TVG § 4 Abs. 5; BGB §§ 133, 157

 

Verfahrensgang

ArbG Fulda (Urteil vom 12.11.2008; Aktenzeichen 3 Ca 59/08)

 

Nachgehend

BAG (Urteil vom 14.12.2011; Aktenzeichen 4 AZR 30/10)

 

Tenor

Die Berufung der Beklagten gegen das Urteil des Arbeitsgerichts Fulda vom 12. November 2008 – 3 Ca 59/08 – wird auf ihre Kosten zurückgewiesen.

Klarstellend wird Ziffer 2 des Tenors wie folgt gefasst:

2. Es wird festgestellt, dass die Beklagte verpflichtet ist, ab dem 01. Dezember 2007 an den Kläger die Vergütung nach § 8 Abs. 2 des Rahmentarifvertrages in der Fassung vom 31. März 2006 in Verbindung mit § 1 des Tarifvertrages über die Tabellenvergütung und Ausbildungsvergütungen und die Übernahme von Ausgebildeten in der Fassung vom 02. November 2007 sowie dem Aufstockungsbetrag gemäß § 10 des Tarifvertrages über die Förderung der Altersteilzeit in der Fassung vom 01. Juli 2002, sämtlich abgeschlossen zwischen der Arbeitgebervereinigung energiewirtschaftlicher Unternehmen e. V. (AVE) und der Dienstleistungsgewerkschaft e. V. (ver.di), zu zahlen.

Die Revision wird zugelassen.

 

Tatbestand

Die Parteien streiten darüber, ob die zwischen der Arbeitgebervereinigung energiewirtschaftlicher Unternehmen e. V. (AVE) und der Vereinigten Dienstleistungsgewerkschaft e. V. (ver.di) abgeschlossenen Tarifverträge für das zwischen ihnen bestehende Altersteilzeitarbeitsverhältnis auch nach dem Verbandsaustritt der Beklagten dynamisch fortgelten.

Der am 17. März 1947 geborene, nicht tarifgebundene Kläger trat mit Wirkung zum 20. April 1976 in ein Arbeitsverhältnis zur Beklagten, die zu diesem Zeitpunkt Mitglied der AVE war. In § 2 des Arbeitsvertrages vom 20. April 1976 (Bl. 89, 90 d. A.) trafen die Parteien folgende Regelung:

„Das Arbeitsverhältnis richtet sich nach dem jeweils gültigen Rahmentarifvertrag für die Versorgungs- und Verkehrsunternehmen, der zwischen der Arbeitgebervereinigung energiewirtschaftlicher Unternehmen e. V. einerseits und der Gewerkschaft öffentliche Dienste, Transport und Verkehr, Bezirksleitung Hessen sowie der Deutschen Angestellten-Gewerkschaft, Landesverband Hessen, andererseits, abgeschlossen wurde.”

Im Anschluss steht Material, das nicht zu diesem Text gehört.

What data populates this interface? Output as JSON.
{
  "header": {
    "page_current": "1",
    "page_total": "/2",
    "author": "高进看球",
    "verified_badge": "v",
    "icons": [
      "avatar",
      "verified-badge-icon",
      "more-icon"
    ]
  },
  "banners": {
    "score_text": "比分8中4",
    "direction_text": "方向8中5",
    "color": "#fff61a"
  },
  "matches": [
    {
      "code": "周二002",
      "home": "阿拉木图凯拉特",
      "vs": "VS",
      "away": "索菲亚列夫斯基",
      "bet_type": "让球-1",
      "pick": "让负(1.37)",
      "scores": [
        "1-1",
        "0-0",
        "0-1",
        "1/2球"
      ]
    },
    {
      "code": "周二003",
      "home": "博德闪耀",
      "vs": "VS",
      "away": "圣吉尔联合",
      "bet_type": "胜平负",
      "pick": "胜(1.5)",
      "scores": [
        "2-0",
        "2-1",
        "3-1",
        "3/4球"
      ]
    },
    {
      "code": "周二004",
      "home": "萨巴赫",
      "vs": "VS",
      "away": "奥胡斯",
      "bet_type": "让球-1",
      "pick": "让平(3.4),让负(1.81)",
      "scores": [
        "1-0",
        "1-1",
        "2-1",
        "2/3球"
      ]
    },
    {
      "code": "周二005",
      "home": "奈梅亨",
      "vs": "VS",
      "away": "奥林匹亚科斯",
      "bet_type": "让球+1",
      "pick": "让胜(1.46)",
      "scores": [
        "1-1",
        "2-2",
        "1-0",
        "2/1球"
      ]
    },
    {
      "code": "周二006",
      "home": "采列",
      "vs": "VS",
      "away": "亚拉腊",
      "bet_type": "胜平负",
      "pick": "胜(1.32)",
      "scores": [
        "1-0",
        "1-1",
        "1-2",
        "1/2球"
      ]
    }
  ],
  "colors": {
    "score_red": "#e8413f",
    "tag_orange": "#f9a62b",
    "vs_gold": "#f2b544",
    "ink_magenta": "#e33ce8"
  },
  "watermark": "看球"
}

Unter dem 20. Juli 2004 (Anlage K 1 zur Klageschrift / Bl. 5, 6 d. A.) schlossen die Parteien einen „Vertrag über Altersteilzeit”. Danach sollte das zwischen ihnen bestehende Arbeitsverhältnis unter Abänderung und Ergänzung nach Maßgabe der Vorschriften des geschlossenen Vertrages vom 01. Juli 2004 bis zum 30. Juni 2009 als Altersteilzeitarbeitsverhältnis im sog. Blockmodell fortgeführt werden. Der Vertrag lautet einleitend wie folgt:

„… wird auf der Grundlage des Tarifvertrages zur Förderung der Altersteilzeit in der jeweils gültigen Fassung, abgeschlossen zwischen der Arbeitgebervereinigung energiewirtschaftlicher Unternehmen e. V., Hannover, einerseits, und der Vereinigten Dienstleistungsgewerkschaft e. V. (ver.di), vertreten durch die Landesbezirksleitung Hessen, Frankfurt/Main andererseits, folgende Vereinbarung geschlossen: …”

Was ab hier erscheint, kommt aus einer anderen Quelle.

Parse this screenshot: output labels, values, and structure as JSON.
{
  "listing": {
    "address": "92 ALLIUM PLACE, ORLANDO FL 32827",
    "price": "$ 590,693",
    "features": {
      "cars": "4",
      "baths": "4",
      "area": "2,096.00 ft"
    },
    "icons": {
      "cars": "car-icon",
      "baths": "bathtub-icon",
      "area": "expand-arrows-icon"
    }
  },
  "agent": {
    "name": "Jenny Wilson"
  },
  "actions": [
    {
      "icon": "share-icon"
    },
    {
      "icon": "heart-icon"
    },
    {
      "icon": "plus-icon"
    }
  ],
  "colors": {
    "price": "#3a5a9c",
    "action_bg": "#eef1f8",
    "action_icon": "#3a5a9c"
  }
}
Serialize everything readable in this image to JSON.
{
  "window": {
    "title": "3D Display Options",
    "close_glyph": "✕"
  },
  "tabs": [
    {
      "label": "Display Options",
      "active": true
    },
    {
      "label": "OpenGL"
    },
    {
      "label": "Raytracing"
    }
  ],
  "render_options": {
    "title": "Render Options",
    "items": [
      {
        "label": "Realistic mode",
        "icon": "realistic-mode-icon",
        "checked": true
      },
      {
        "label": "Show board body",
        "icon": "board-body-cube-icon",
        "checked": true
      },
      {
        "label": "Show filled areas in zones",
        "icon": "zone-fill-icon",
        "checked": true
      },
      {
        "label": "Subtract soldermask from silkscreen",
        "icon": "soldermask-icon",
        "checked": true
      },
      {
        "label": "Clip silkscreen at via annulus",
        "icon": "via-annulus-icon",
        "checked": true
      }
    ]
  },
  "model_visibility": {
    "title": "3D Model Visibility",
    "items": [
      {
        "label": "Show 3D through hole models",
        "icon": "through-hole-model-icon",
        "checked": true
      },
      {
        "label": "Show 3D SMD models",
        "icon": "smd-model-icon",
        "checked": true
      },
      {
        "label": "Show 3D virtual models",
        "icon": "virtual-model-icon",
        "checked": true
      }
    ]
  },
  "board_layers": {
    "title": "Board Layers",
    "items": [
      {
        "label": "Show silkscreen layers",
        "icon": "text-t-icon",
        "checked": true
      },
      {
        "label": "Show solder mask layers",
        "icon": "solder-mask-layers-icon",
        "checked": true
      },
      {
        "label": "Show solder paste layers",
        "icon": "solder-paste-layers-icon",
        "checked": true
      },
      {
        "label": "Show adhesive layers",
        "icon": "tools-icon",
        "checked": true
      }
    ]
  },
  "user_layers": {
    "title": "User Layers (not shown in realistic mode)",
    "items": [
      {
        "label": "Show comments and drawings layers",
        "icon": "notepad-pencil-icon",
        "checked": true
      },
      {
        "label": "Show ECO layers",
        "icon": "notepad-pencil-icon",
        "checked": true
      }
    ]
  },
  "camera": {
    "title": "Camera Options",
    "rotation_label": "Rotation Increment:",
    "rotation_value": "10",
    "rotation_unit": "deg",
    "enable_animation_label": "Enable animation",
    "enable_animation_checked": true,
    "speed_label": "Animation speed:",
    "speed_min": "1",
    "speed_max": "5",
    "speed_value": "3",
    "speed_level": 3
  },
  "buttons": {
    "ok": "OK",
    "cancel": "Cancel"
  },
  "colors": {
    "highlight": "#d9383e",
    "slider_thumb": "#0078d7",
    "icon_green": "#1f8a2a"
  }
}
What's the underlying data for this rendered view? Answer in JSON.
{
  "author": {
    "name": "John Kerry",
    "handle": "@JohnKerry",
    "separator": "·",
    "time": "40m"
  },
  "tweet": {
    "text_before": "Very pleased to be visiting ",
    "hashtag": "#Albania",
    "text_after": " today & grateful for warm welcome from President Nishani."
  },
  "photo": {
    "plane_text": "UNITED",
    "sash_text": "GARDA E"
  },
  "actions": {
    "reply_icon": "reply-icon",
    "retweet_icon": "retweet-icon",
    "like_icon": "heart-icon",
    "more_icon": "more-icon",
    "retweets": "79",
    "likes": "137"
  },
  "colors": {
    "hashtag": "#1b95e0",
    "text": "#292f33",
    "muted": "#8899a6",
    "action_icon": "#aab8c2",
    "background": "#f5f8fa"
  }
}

Beigefügt war dem Vertag gem. § 4 als „derzeit gültige Fassung des Tarifvertrages” ein Exemplar des unter dem 01. Juli 2002 zwischen AVE und ver.di Hessen geschlossenen Tarifvertrages zur Förderung der Altersteilzeit (TV-ATZ), der u. a. folgende Regelungen beinhaltet:

㤠9

Vergütung

1. Der Arbeitnehmer erhält für die Dauer des Altersteilzeitarbeitsverhältnisses das Teilzeitarbeitsentgelt gem. § 9 Abs. 2 RTV (laufende Arbeitsbezüge) für die Altersteilzeit sowie die Aufstockungszahlung nach § 10 dieses Tarifvertrages.

2. Bei der Verteilung der Arbeitszeit gem. § 7 Nr. 2 wirken sich tarifliche Vergütungsänderungen und Stufensteigerungen auch während der Freistellungsphase auf das Arbeitsentgelt aus.

§ 18

Schlussbestimmungen

2. Dieser Tarifvertrag tritt am 31.07.2004 außer Kraft. Für Arbeitnehmer, die bis zu diesem Zeitpunkt in Altersteilzeit eingetreten sind, gelten die tariflichen Bestimmungen weiter. Im Übrigen wird die Nachwirkung gem. § 4 Abs. 5 TVG ausgeschlossen.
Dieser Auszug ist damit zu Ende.